Is It Patience or Something More?
- Michele Russel
- 6 days ago
- 4 min read
Updated: 4 days ago
Reflections on Caregiving, Faith, and Daily Life with Jonny

People often tell me, “You must have so much patience.” It’s said with kindness and a kind of wonder, as if they’re imagining whether they could do it themselves. I appreciate that recognition. But how does it work? Where does it come from? It’s not the burden one might imagine.
Patience is part of it, but it’s just what’s seen on the surface of something deeper: an active, disciplined attention to each moment. It’s a daily commitment to keep moving, adjusting, and creating connection and meaning, even when things don’t go as planned.
Jonny’s Experience: Waiting, Gratitude, and Growth

Jonny talks about patience a lot too. As he has said, “I’ve had a lot of practice waiting and just being okay with ‘it’s coming soon.’” Waiting is frustrating, yet it can also be peaceful.
Jonny has to wait for things most people take for granted. He can’t just get up when he wants; he has to wait for someone to help him. He can’t decide he’s hungry and grab a snack, instead, he asks and waits for someone, usually me, to get it for him.
Packing for a trip, or preparing for one of our Adventure with Jonny outings, takes time, organization, and thought that Jonny isn’t able to do himself. So while I’m folding clothes, sorting papers, and checking flights, Jonny waits, usually lying in bed watching Brooklyn Nine-Nine or YouTube, half excited and half bored. He asks questions like, “When are we leaving?” or “Where are we stopping?” The waiting stretches on, but his interest and anticipation never fade.
My everyday routines of cleaning, cooking, helping him with therapy exercises, or to move around the house mean he must pause and wait. Even small things, like adjusting the temperature of the shower water, require him to communicate the ask (an effort that can be hard for him). Getting out the door, into the car, or adjusted in his wheelchair all take time.
Most of the time he meets these waits with grace, though sometimes not. And yet, he still notices the small gifts along the way: moments of care, comfort, connection, and the excitement of an adventure ahead. Patience, for him, is real. It’s not passive, it’s practiced. Sometimes challenging, sometimes quiet, sometimes ordinary, and sometimes profound. It shapes his days and allows him to participate in life, even when he cannot control the pace.
As Jonny has said, “Time is relentlessly persistent.” He’s learning to make peace with that persistence and to find a kind of calm inside the waiting.
Caregiving Beyond Patience: Faith, Flexibility, and Choice

For me, caregiving isn’t really about patience either. It’s about discipline, faith, flexibility, and choice. It’s getting up day after day and doing the same things again and again because they matter! It’s paying attention, adjusting the pace, shifting when needed, and finding ways to make ordinary moments meaningful and even fun.
It’s endurance, creativity, and love in action. Being flexible , open to change and willing to adjust when plans don’t go as expected keeps frustration down and makes space for joy and growth.
And choice is at the heart of it: I get to decide how to respond, how to move, how to engage in each moment. That freedom, even in the middle of limitation, allows flexibility and wonder to live alongside discipline and faith.
The Rhythm of Daily Life: Finding Grace in the Ordinary

There’s a rhythm to this life. It’s a kind of dance. We move together, learning each other’s pace, adjusting, trying, and finding joy in the repeating. Life slows down. Things take longer. Days flow differently. But if you stay steady and connected, you begin to notice growth. It’s quiet at first, sometimes hard to name, yet faith recognizes it.
What feels like waiting becomes something else entirely: gain, not loss. Something unseen taking root in the depth and quiet, a foundational gratitude that grows only from walking this road together.
Patience? Maybe. Something More? Definitely.

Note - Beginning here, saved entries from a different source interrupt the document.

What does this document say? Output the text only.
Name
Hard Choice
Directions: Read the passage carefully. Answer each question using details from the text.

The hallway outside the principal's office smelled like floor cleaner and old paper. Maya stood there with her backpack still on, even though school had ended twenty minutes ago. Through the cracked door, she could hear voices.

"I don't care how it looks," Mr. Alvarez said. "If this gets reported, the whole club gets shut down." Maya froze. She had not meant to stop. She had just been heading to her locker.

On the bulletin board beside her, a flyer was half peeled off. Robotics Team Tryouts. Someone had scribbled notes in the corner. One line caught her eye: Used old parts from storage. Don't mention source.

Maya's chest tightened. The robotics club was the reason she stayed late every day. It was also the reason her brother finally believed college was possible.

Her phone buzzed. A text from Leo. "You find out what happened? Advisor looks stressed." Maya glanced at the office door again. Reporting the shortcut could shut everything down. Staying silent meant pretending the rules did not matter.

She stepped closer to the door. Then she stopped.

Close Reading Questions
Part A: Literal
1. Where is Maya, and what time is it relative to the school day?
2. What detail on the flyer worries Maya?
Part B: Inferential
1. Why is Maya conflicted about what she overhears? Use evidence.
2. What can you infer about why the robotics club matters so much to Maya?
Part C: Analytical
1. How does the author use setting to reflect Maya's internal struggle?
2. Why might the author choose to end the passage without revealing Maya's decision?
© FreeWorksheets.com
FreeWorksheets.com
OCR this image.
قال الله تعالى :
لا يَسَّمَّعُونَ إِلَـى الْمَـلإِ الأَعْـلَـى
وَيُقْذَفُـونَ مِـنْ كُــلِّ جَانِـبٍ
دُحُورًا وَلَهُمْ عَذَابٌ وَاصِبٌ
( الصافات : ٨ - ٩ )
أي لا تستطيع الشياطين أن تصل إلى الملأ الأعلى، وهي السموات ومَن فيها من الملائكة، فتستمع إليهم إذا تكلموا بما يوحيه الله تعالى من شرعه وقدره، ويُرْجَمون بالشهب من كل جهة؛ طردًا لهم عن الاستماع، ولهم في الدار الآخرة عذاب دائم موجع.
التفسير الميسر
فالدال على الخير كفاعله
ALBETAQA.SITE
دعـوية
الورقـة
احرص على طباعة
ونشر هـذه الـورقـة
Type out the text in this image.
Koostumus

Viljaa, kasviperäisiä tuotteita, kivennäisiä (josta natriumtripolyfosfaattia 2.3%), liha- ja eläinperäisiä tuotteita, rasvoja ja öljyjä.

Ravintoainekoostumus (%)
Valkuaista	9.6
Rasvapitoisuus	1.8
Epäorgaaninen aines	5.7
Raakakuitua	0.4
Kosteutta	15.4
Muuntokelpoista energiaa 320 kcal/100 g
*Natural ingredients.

So yes, maybe patience is in there somewhere, but it’s not enough to describe what this life really is. It’s presence. It’s discipline. It’s flexibility. It’s choice. It’s faith in motion. It’s love lived out, day by day, moment by moment, step by step. It’s an adventure.
And I feel grateful. Because I get to do this. To move at this pace. To love this closely. To witness the hidden, sacred moments that most will never see.
Maybe it’s just grace experienced as the quiet motion of love through hard things. It’s what carries us through ordinary days, turns endurance into devotion, and transforms patience into presence. It’s what keeps us showing up, adjusting, creating, and believing.
It’s how we keep walking together through limits and surprises, through the ordinary and the sacred.
It’s how love lives: day by day, moment by moment, step by step.